Tout en conservant ses fonctions auprès de Berthollet, il est nommé en 1803 adjoint aux répétiteurs de chimie et de physique, puis en 1804 répétiteur du cours d’Antoine-François Fourcroy qu’il remplace souvent. En 1804 avec Jean-Baptiste Biot, il fut chargé par l’Institut de France de vérifier les observations d’Horace-Bénédict de Saussure sur l’affaiblissement du magnétisme dans l’atmosphère en effectuant un voyage en ballon (gonflé à l’hydrogène !). L’ascension eut lieu le 20 août 1804 : on raconte que « la nacelle ressemblait à l’arche de Noé.
On y trouvait à la fois un cabinet de physique, où régnaient boussoles, baromètres, thermomètres, piles de Volta et hygromètres, et une ménagerie de petits animaux : pigeons, hirondelles, grenouilles, reptiles divers, abeilles et insectes variés ». Trop chargé, le ballon ne parvint pas à dépasser 4 000 mètres d’altitude.

Nouvelle tentative

Le 16 septembre 1804, Gay-Lussac fit seul une nouvelle tentative. Parvenu à 3 031 mètres il refit des mesures relatives au magnétisme. A 6 561 et 6 635 mètres il prit des échantillons d’air. Il atteignit l’altitude record de 7 016 mètres. Cet exploit, qui n’a pas été égalé pendant cinquante ans, lui valut plus de renommée que les mesures effectuées. Mais il en ressortit que le magnétisme terrestre ne variait pas sensiblement avec l’altitude et que la composition de l’air était inchangée.

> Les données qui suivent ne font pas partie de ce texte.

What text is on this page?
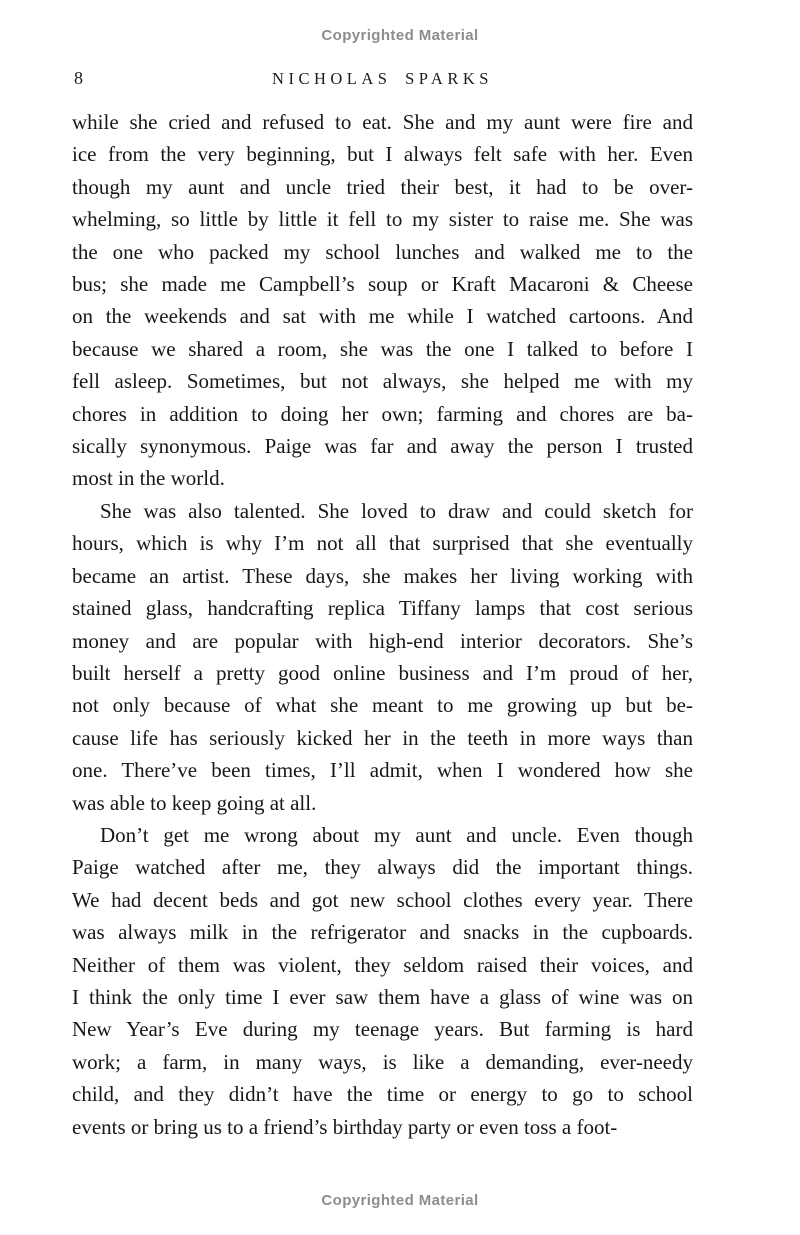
Copyrighted Material
8	NICHOLAS SPARKS
while she cried and refused to eat. She and my aunt were fire and
ice from the very beginning, but I always felt safe with her. Even
though my aunt and uncle tried their best, it had to be over-
whelming, so little by little it fell to my sister to raise me. She was
the one who packed my school lunches and walked me to the
bus; she made me Campbell’s soup or Kraft Macaroni & Cheese
on the weekends and sat with me while I watched cartoons. And
because we shared a room, she was the one I talked to before I
fell asleep. Sometimes, but not always, she helped me with my
chores in addition to doing her own; farming and chores are ba-
sically synonymous. Paige was far and away the person I trusted
most in the world.
She was also talented. She loved to draw and could sketch for
hours, which is why I’m not all that surprised that she eventually
became an artist. These days, she makes her living working with
stained glass, handcrafting replica Tiffany lamps that cost serious
money and are popular with high-end interior decorators. She’s
built herself a pretty good online business and I’m proud of her,
not only because of what she meant to me growing up but be-
cause life has seriously kicked her in the teeth in more ways than
one. There’ve been times, I’ll admit, when I wondered how she
was able to keep going at all.
Don’t get me wrong about my aunt and uncle. Even though
Paige watched after me, they always did the important things.
We had decent beds and got new school clothes every year. There
was always milk in the refrigerator and snacks in the cupboards.
Neither of them was violent, they seldom raised their voices, and
I think the only time I ever saw them have a glass of wine was on
New Year’s Eve during my teenage years. But farming is hard
work; a farm, in many ways, is like a demanding, ever-needy
child, and they didn’t have the time or energy to go to school
events or bring us to a friend’s birthday party or even toss a foot-
Copyrighted Material
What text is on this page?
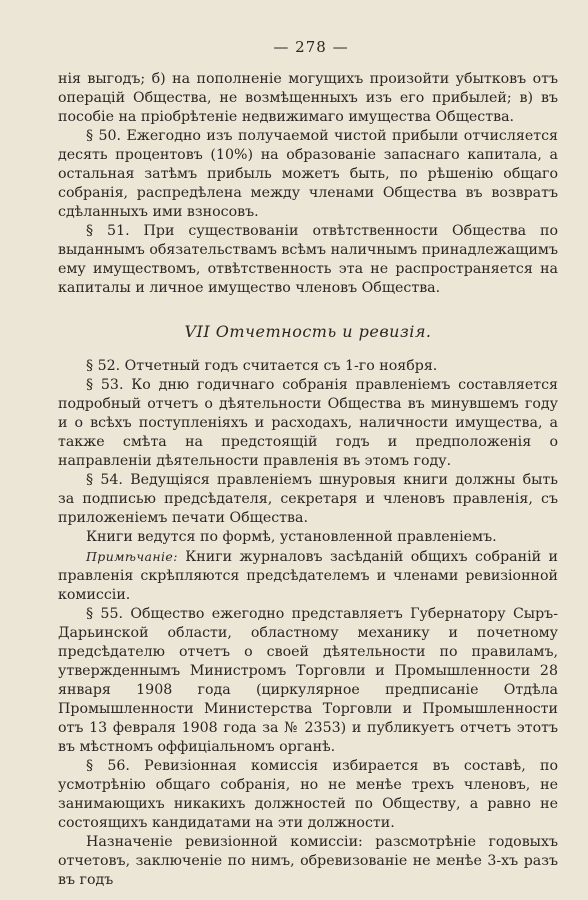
— 278 —

нія выгодъ; б) на пополненіе могущихъ произойти убытковъ отъ операцій Общества, не возмѣщенныхъ изъ его прибылей; в) въ пособіе на пріобрѣтеніе недвижимаго имущества Общества.

§ 50. Ежегодно изъ получаемой чистой прибыли отчисляется десять процентовъ (10%) на образованіе запаснаго капитала, а остальная затѣмъ прибыль можетъ быть, по рѣшенію общаго собранія, распредѣлена между членами Общества въ возвратъ сдѣланныхъ ими взносовъ.

§ 51. При существованіи отвѣтственности Общества по выданнымъ обязательствамъ всѣмъ наличнымъ принадлежащимъ ему имуществомъ, отвѣтственность эта не распространяется на капиталы и личное имущество членовъ Общества.

VII Отчетность и ревизія.

§ 52. Отчетный годъ считается съ 1-го ноября.

§ 53. Ко дню годичнаго собранія правленіемъ составляется подробный отчетъ о дѣятельности Общества въ минувшемъ году и о всѣхъ поступленіяхъ и расходахъ, наличности имущества, а также смѣта на предстоящій годъ и предположенія о направленіи дѣятельности правленія въ этомъ году.

§ 54. Ведущіяся правленіемъ шнуровыя книги должны быть за подписью предсѣдателя, секретаря и членовъ правленія, съ приложеніемъ печати Общества.

Книги ведутся по формѣ, установленной правленіемъ.

Примѣчаніе: Книги журналовъ засѣданій общихъ собраній и правленія скрѣпляются предсѣдателемъ и членами ревизіонной комиссіи.

§ 55. Общество ежегодно представляетъ Губернатору Сыръ-Дарьинской области, областному механику и почетному предсѣдателю отчетъ о своей дѣятельности по правиламъ, утвержденнымъ Министромъ Торговли и Промышленности 28 января 1908 года (циркулярное предписаніе Отдѣла Промышленности Министерства Торговли и Промышленности отъ 13 февраля 1908 года за № 2353) и публикуетъ отчетъ этотъ въ мѣстномъ оффиціальномъ органѣ.

§ 56. Ревизіонная комиссія избирается въ составѣ, по усмотрѣнію общаго собранія, но не менѣе трехъ членовъ, не занимающихъ никакихъ должностей по Обществу, а равно не состоящихъ кандидатами на эти должности.

Назначеніе ревизіонной комиссіи: разсмотрѣніе годовыхъ отчетовъ, заключеніе по нимъ, обревизованіе не менѣе 3-хъ разъ въ годъ
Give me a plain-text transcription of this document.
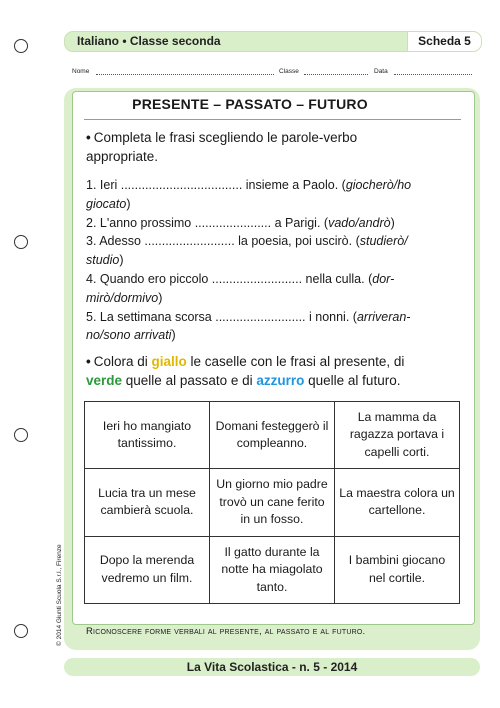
Italiano • Classe seconda	Scheda 5
Nome	Classe	Data
PRESENTE – PASSATO – FUTURO
• Completa le frasi scegliendo le parole-verbo
appropriate.
1. Ieri ................................... insieme a Paolo. (giocherò/ho
giocato)
2. L'anno prossimo ...................... a Parigi. (vado/andrò)
3. Adesso .......................... la poesia, poi uscirò. (studierò/
studio)
4. Quando ero piccolo .......................... nella culla. (dor-
mirò/dormivo)
5. La settimana scorsa .......................... i nonni. (arriveran-
no/sono arrivati)
• Colora di giallo le caselle con le frasi al presente, di
verde quelle al passato e di azzurro quelle al futuro.
Ieri ho mangiato tantissimo.	Domani festeggerò il compleanno.	La mamma da ragazza portava i capelli corti.
Lucia tra un mese cambierà scuola.	Un giorno mio padre trovò un cane ferito in un fosso.	La maestra colora un cartellone.
Dopo la merenda vedremo un film.	Il gatto durante la notte ha miagolato tanto.	I bambini giocano nel cortile.
Riconoscere forme verbali al presente, al passato e al futuro.
La Vita Scolastica - n. 5 - 2014
© 2014 Giunti Scuola S.r.l., Firenze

Ces études l’ont amené critiquer son ainé de dix ans, Alexandre von Humboldt, qui avait également publié des mesures sur la composition d’air. Loin de se fâcher avec Gay-Lussac, Humboldt a tout de suite compris l’importance de la précision dans la recherche expérimentale. Bénéficiant de ce que nous appellerions aujourd’hui une année sabbatique, Gay-Lussac entreprit en 1805 avec Humboldt un voyage dans l’ensemble de l’Europe, allant de Rome vers les Alpes, puis Berlin… d’où l’origine des Prix Humboldt – Gay-Lussac décernés annuellement à des scientifiques français et allemands pour resserrer leurs liens de collaboration.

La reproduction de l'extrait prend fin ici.